一只兔子,动作轻柔地将她身子放在床榻上,轻声道:“伤口无恙,不疼无事,苏靖也并未为难我,我一切都好,莫要担心。”
李酒酒眼中泪意又涌了出来:“可我那日分明见她一剑穿你胸膛,你留了好多血,我还听她说要将你扔进那乱幽谷里,你一定吃了不少苦吧?
还有还有,爹爹知道你是尸魔了,他提着剑日日夜夜守在山门口,就是怕你再来寻我,他有没有问难你,有没有说什么难听的话?”
百里安动作轻柔地按住又要开始躁动的李酒酒:“真的无事,看到酒酒姑娘这般,我真心觉得,一切都很好,只是……”
李酒酒听他开始‘只是’,心顿时揪疼起来,忙问道:“只是什么?”
百里安乌黑的眸子墨色沉沉地看着她,轻咳一声道:“只是酒酒姑娘小瞧我,有点不甘心。”

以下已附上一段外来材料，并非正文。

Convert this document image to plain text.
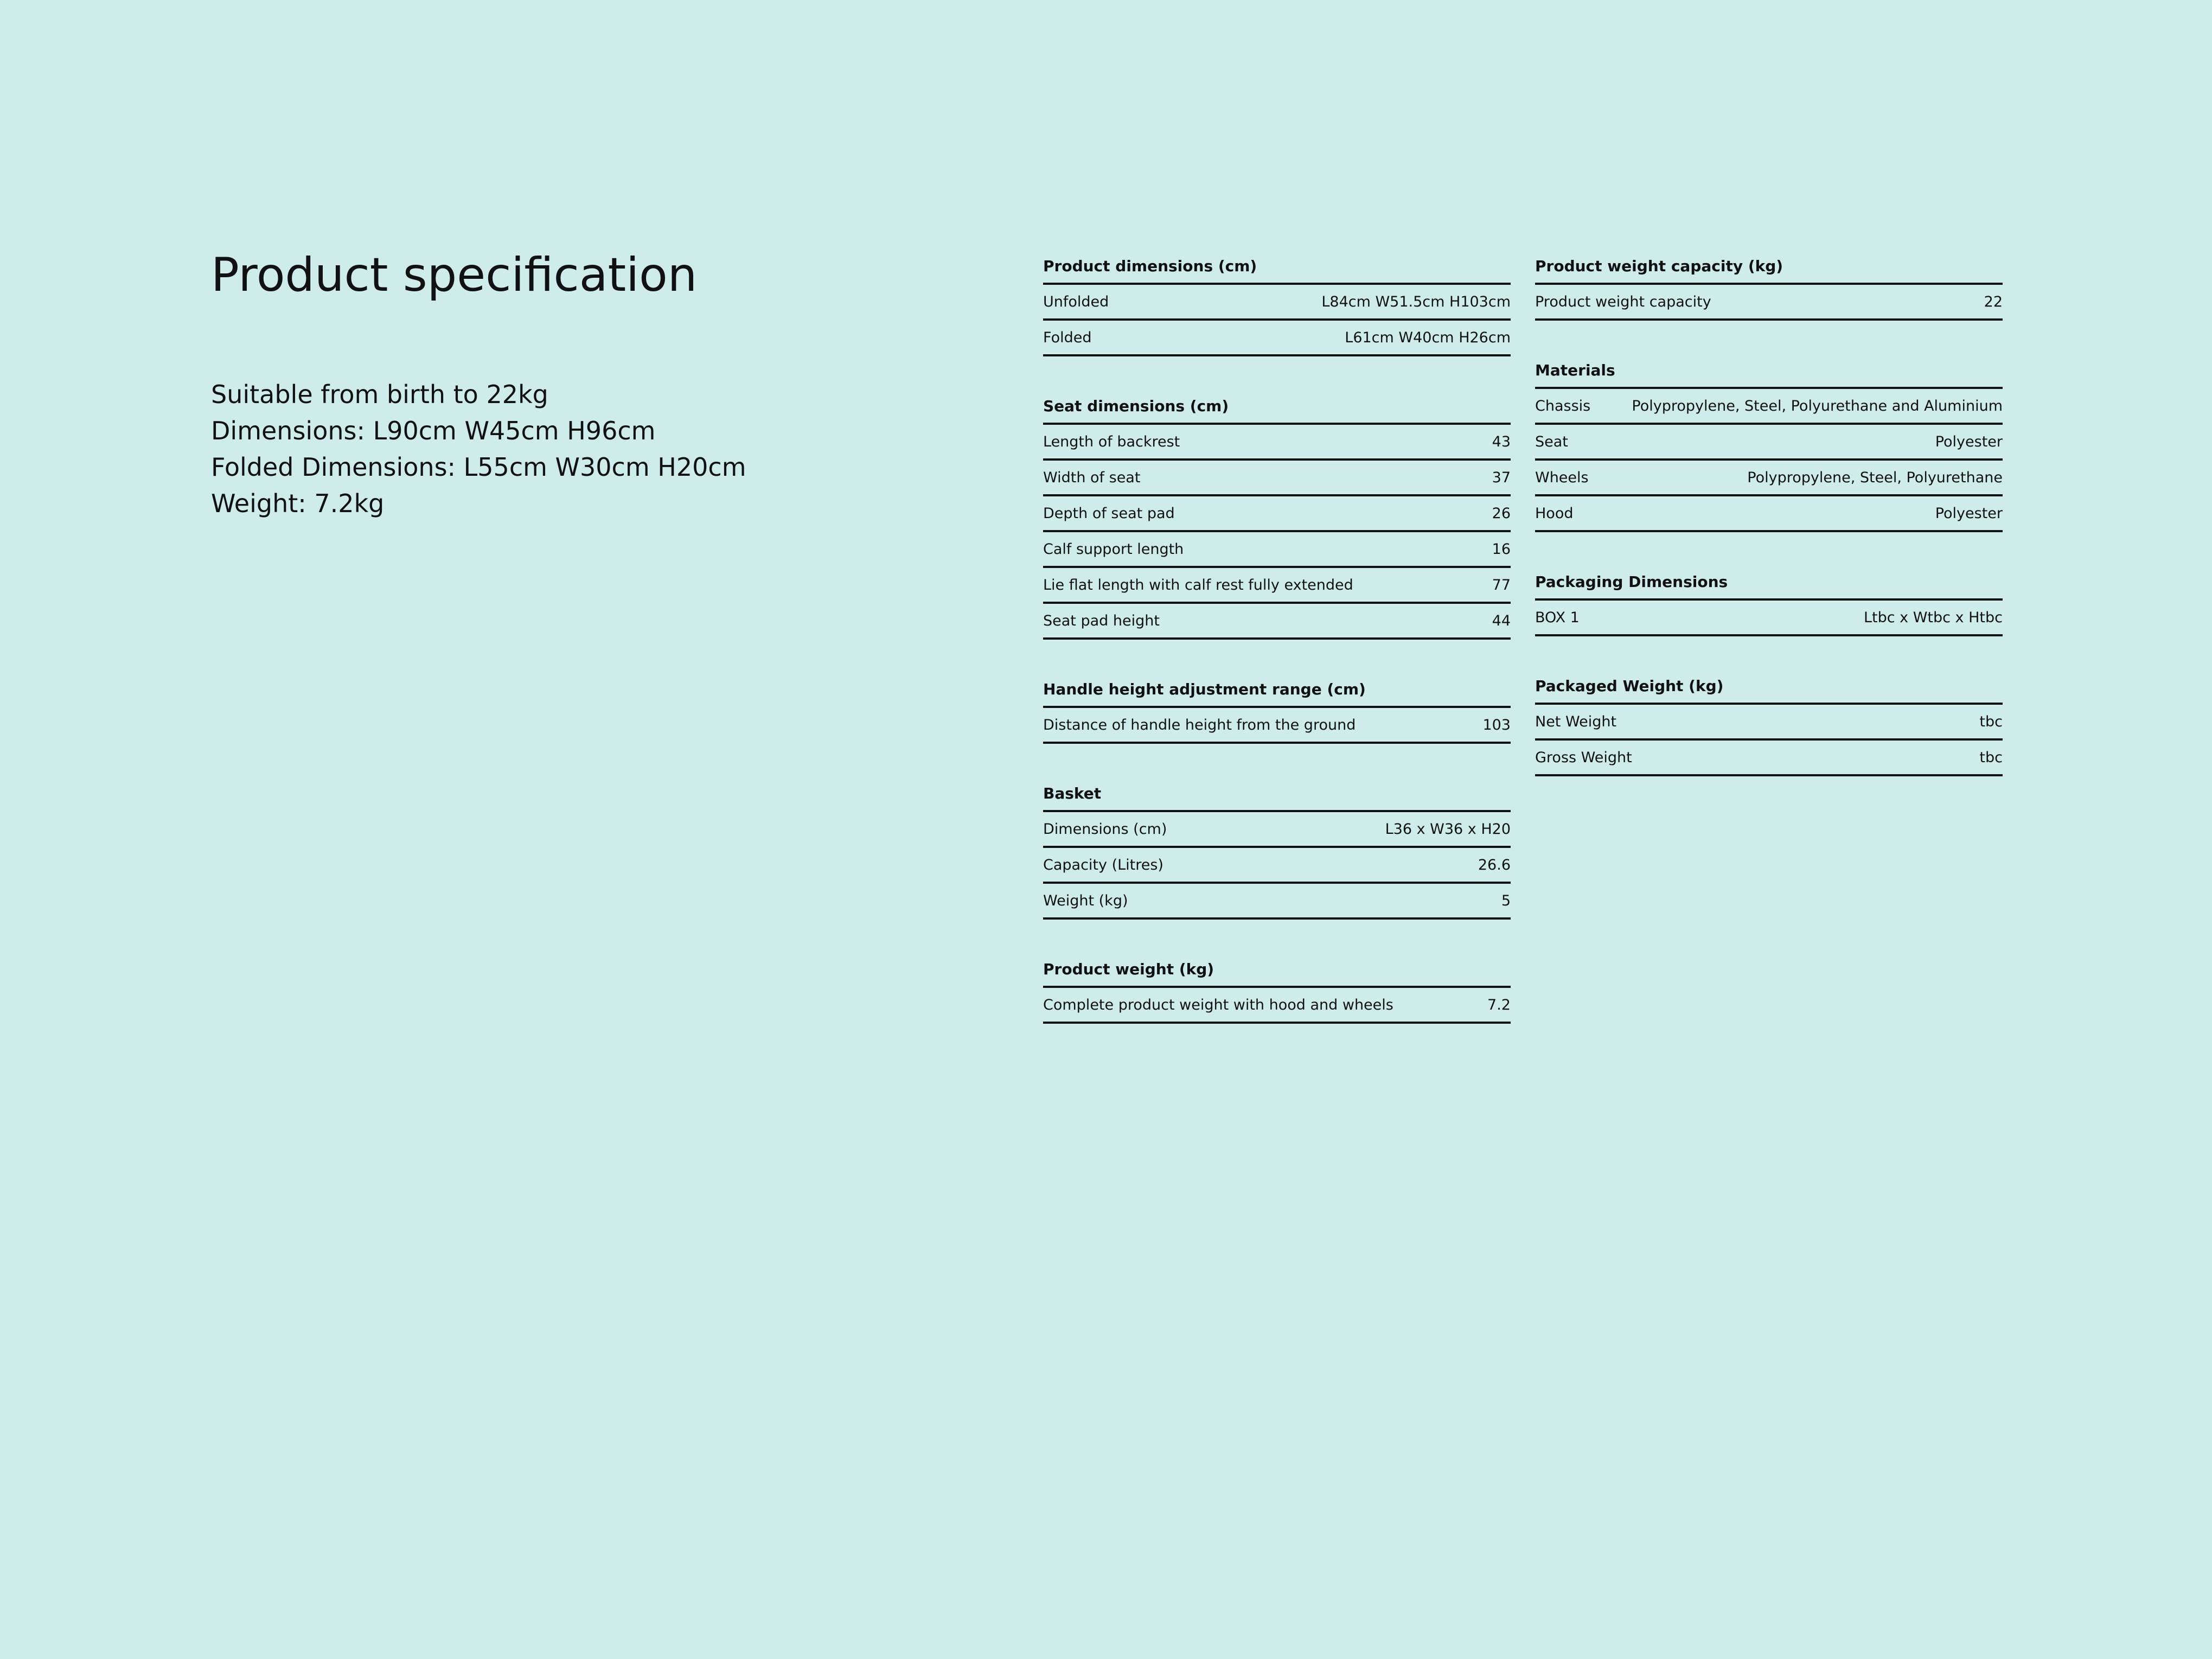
Product specification
Suitable from birth to 22kg
Dimensions: L90cm W45cm H96cm
Folded Dimensions: L55cm W30cm H20cm
Weight: 7.2kg
Product dimensions (cm)
Unfolded	L84cm W51.5cm H103cm
Folded	L61cm W40cm H26cm
Seat dimensions (cm)
Length of backrest	43
Width of seat	37
Depth of seat pad	26
Calf support length	16
Lie flat length with calf rest fully extended	77
Seat pad height	44
Handle height adjustment range (cm)
Distance of handle height from the ground	103
Basket
Dimensions (cm)	L36 x W36 x H20
Capacity (Litres)	26.6
Weight (kg)	5
Product weight (kg)
Complete product weight with hood and wheels	7.2
Product weight capacity (kg)
Product weight capacity	22
Materials
Chassis	Polypropylene, Steel, Polyurethane and Aluminium
Seat	Polyester
Wheels	Polypropylene, Steel, Polyurethane
Hood	Polyester
Packaging Dimensions
BOX 1	Ltbc x Wtbc x Htbc
Packaged Weight (kg)
Net Weight	tbc
Gross Weight	tbc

李酒酒脸色唰的一下通红了起来:“咳咳咳……哪里是小瞧你了!我实事求是啊。”
百里安静静地盯着她瞧。
李酒酒顿时心虚地低下头去:“好吧好吧,就算十次好了,那晚你确实厉害,都不止十次好了。”
百里安倒是不记得其中细节,当时意识都是混乱的。
只依稀隐约记得是自己将她压在棺材里,起初什么都还没有做的时候她就开始哭。
她哭着哭着就不哭了,然后他便什么也不记得了。
只是清醒过来的时候,是她坐在他的身上,那会儿她尚未拾回意识。
嗯咳……酒酒姑娘还在动。
那时他觉不妥,伸手推了推,没推开。
反而换来她又抱又咬,气势有点吓人。
无奈之下,陪着她等她力气消耗完,终于满足,最后就伏在他身上喘息轻哼的睡去。
待她彻底清醒过来,就默默起身缩在棺材一角,轻声啜泣。
虽然百里安一直没有明言,但是得以肯定的是,那夜真正引导者,其实并非是他,而是酒酒姑娘。
因为不论是前世还是今生,他对于风月之事,似乎并未有着那方面的相关知识与经验,就仿佛生前的学习教育,从未沾染过这些一般。